Çoğu kez kişilerin kafası karışır, uzun süreli terapi mi yoksa kısa süreli terapi mi? Bu soruya verilebilecek net bir yanıt olmamakla birlikte genelde kısa süreli terapilerin daha çok suçlandığını görebiliyoruz. Kısa süreli terapilerin sığ, yüzeysel, basit gibi kelimelerle yaftalandığına şahit olabiliyoruz.

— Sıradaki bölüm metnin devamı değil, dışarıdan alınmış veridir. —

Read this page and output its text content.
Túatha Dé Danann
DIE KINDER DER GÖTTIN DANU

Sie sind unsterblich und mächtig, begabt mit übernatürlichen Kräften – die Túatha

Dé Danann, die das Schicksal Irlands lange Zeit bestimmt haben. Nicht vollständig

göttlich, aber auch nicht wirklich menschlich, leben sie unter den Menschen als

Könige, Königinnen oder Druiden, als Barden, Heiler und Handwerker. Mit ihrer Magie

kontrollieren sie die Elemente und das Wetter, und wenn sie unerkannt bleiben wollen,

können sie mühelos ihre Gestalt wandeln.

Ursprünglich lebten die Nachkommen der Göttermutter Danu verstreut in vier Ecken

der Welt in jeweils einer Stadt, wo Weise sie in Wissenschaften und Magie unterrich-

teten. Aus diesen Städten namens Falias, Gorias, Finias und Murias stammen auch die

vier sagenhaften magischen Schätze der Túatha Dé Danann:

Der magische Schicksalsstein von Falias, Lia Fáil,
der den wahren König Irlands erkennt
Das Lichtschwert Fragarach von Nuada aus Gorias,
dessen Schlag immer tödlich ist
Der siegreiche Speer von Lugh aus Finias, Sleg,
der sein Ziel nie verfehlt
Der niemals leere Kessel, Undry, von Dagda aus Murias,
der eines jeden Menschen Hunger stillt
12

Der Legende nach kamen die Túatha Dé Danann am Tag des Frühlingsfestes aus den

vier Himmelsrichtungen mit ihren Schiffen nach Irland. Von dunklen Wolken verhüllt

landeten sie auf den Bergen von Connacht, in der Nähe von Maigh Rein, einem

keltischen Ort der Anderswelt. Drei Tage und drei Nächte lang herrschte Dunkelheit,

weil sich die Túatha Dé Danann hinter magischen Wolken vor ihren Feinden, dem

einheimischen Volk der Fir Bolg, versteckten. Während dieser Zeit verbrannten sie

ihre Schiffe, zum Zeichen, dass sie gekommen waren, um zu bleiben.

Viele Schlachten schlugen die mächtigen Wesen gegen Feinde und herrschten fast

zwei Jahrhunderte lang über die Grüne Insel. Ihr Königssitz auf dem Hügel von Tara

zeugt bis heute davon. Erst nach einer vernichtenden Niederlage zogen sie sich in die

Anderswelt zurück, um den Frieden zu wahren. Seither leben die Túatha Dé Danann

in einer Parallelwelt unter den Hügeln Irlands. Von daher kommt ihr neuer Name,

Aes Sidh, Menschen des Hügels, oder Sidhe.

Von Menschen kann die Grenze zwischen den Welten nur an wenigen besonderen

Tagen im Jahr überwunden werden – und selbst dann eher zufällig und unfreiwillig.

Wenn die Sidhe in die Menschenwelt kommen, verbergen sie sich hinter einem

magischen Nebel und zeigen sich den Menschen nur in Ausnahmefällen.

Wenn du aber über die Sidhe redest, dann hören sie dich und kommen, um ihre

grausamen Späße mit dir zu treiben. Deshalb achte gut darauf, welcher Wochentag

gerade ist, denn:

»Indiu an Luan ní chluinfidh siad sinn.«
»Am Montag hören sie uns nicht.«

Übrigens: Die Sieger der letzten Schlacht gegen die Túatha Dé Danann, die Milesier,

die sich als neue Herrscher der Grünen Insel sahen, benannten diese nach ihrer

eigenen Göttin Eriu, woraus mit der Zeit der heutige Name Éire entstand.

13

Ancak durum pek de böyle değildir; kısa süreli terapi uygulayan bir klinisyen yöntem ve teknikleri zamanında, yerinde, uygun biçimde uygulamalıdır, bu da kısa zamanda danışanın iyileşmesi demektir. 

Kısa süreli terapiler uygulayan klinisyen canlı, aksiyon dolu seanslar yapar ve maharetini her an göstermek zorundadır. Ayfer Tunç'un roman ve öykü benzetmesini kullanacak olursam diyebilirim ki; psikoterapi, kimsenin kimseyi dövmediği bir boks maçı gibidir. Uzun süreli terapilerde toplanılan puanlarla maçı kazanabilirsiniz ama kısa süreli terapilerde nakavt etmek zorundasınız.